Time series-based damage detection and localization algorithm with application to the ASCE benchmark structure

• Published in: Journal of sound and vibration Vol. 291; no. 1; pp. 349 - 368
• Main Authors: Nair, K. Krishnan, Kiremidjian, Anne S., Law, Kincho H.
• Format: Journal Article
• Language: English
• Published: London Elsevier Ltd 21.03.2006; Elsevier
• Subjects: Exact sciences and technology; Fundamental areas of phenomenology (including applications); Measurement and testing methods; Physics; Solid mechanics; Structural and continuum mechanics; Vibration, mechanical wave, dynamic stability (aeroelasticity, vibration control...); ARMA model; Statistical analysis; Vibration; Time series; Autoregressive model; Regression analysis; Experimental study; Vibrometer; Stationary condition; Vibration transducer; Transducer position; Classification; Signal processing; System identification; Localization; Defect detection; Damaging
• ISSN: 0022-460X; 1095-8568
• DOI: 10.1016/j.jsv.2005.06.016

In this paper, a time series algorithm is presented for damage identification and localization.
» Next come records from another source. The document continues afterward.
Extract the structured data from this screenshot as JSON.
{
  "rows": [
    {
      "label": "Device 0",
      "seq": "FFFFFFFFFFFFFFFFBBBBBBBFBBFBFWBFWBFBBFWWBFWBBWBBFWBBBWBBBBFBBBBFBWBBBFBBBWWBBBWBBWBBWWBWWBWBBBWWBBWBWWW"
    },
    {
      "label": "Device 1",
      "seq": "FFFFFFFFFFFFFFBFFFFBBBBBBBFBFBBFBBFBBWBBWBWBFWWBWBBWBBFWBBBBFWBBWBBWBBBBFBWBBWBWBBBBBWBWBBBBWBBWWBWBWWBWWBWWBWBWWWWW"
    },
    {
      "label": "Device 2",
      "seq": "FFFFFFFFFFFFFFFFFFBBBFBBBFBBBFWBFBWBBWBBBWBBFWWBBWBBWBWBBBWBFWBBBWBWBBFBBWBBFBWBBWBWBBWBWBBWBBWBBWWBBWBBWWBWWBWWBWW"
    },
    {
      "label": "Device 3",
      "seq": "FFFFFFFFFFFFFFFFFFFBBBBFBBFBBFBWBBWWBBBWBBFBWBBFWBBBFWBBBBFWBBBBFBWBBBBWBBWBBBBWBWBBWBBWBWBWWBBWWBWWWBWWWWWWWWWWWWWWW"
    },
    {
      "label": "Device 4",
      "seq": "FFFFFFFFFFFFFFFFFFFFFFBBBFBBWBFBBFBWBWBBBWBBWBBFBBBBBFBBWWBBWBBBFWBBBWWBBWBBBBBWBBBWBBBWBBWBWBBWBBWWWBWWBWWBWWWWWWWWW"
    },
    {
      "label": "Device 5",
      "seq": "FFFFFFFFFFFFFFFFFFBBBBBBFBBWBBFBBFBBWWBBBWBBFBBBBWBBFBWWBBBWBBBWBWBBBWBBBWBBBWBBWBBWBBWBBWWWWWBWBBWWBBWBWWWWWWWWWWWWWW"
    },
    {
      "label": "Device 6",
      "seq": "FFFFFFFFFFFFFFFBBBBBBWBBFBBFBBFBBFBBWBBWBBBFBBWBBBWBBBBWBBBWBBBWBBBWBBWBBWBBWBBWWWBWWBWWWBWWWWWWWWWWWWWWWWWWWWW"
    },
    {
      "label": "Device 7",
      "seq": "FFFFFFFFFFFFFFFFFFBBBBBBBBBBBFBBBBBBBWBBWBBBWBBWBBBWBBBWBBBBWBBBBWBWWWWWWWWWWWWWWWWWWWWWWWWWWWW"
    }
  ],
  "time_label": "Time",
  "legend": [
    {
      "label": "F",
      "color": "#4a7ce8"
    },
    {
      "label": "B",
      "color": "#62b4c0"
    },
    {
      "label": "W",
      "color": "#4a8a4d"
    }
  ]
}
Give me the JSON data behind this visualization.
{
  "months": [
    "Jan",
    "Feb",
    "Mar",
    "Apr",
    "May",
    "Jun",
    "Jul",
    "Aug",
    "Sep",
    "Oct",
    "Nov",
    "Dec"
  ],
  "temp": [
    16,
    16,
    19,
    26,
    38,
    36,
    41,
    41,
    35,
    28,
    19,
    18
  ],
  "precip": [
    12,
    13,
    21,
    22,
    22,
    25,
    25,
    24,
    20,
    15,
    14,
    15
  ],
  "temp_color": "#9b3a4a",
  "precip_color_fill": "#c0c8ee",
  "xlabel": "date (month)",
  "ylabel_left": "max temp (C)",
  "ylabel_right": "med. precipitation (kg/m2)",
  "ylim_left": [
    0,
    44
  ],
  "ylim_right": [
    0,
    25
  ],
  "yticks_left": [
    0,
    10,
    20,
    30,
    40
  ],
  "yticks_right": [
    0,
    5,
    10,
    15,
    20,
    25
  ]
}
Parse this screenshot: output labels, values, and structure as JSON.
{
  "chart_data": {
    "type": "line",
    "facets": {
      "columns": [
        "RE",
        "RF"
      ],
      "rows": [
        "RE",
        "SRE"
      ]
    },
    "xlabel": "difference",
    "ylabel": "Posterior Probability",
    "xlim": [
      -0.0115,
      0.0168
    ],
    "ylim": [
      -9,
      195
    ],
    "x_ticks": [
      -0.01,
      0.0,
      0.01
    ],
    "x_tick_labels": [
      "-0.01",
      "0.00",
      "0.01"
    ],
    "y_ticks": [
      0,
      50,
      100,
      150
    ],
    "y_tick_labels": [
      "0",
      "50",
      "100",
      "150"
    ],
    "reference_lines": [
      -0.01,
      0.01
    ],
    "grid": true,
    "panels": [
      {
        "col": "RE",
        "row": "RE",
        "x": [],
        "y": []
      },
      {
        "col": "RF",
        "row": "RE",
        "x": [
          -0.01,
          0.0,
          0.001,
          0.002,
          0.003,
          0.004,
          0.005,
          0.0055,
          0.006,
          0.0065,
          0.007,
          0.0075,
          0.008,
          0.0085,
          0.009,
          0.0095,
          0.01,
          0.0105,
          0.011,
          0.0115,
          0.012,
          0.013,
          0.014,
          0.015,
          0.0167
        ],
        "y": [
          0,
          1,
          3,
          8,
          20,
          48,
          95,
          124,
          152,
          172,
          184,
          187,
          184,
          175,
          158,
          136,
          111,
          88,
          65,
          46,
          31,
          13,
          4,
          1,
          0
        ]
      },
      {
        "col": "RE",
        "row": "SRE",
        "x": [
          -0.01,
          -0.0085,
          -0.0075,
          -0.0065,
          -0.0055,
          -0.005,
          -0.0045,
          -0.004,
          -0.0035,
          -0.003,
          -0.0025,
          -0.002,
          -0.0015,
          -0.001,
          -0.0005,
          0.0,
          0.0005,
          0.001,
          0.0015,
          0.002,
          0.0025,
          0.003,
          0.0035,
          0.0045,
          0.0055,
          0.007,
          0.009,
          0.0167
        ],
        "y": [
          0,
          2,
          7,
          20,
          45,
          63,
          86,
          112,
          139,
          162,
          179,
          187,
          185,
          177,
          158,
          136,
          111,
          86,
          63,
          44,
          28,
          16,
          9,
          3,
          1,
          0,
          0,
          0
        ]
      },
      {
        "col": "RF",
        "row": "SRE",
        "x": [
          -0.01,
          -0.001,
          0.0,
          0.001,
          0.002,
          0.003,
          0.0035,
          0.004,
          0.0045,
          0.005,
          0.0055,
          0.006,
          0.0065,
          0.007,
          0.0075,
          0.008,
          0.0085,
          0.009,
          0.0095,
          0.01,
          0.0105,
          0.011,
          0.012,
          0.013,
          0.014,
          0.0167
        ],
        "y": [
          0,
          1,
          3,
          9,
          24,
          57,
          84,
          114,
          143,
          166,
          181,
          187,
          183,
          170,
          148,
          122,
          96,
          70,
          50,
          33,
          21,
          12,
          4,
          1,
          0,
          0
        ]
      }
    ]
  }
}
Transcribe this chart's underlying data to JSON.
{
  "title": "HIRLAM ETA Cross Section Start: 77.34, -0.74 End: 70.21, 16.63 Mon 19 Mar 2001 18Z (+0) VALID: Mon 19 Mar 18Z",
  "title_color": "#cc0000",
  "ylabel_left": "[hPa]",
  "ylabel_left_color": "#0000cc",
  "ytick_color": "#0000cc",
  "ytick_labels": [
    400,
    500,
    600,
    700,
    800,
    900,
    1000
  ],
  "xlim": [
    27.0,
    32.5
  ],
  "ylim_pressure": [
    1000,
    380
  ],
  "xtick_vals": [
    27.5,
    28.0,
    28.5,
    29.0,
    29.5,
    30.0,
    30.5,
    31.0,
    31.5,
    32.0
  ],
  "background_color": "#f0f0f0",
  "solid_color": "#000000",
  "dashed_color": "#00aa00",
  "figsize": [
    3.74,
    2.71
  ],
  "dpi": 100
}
The vibration signals obtained from sensors are modeled as autoregressive moving average (ARMA) time series. A new damage-sensitive feature, DSF, is defined as a function of the first three auto regressive (AR) components. It is found that the mean values of the DSF for the damaged and undamaged signals are different. Thus, a hypothesis test involving the t-test is used to obtain a damage decision. Two damage localization indices LI 1 and LI 2, are introduced based on the AR coefficients. At the sensor locations where damage is introduced, the values of LI 1 and LI 2 appear to increase from their values obtained at the undamaged baseline state. The damage detection and localization algorithms are valid for stationary signals obtained from linear systems. To test the efficacy of the damage detection and localization methodologies, the algorithm has been tested on the analytical and experimental results of the ASCE benchmark structure. In contrast to prior pattern classification and statistical signal processing algorithms that have been able to identify primarily severe damage and have not been able to localize the damage effectively, the proposed algorithm is able to identify and localize minor to severe damage as defined for the benchmark structure.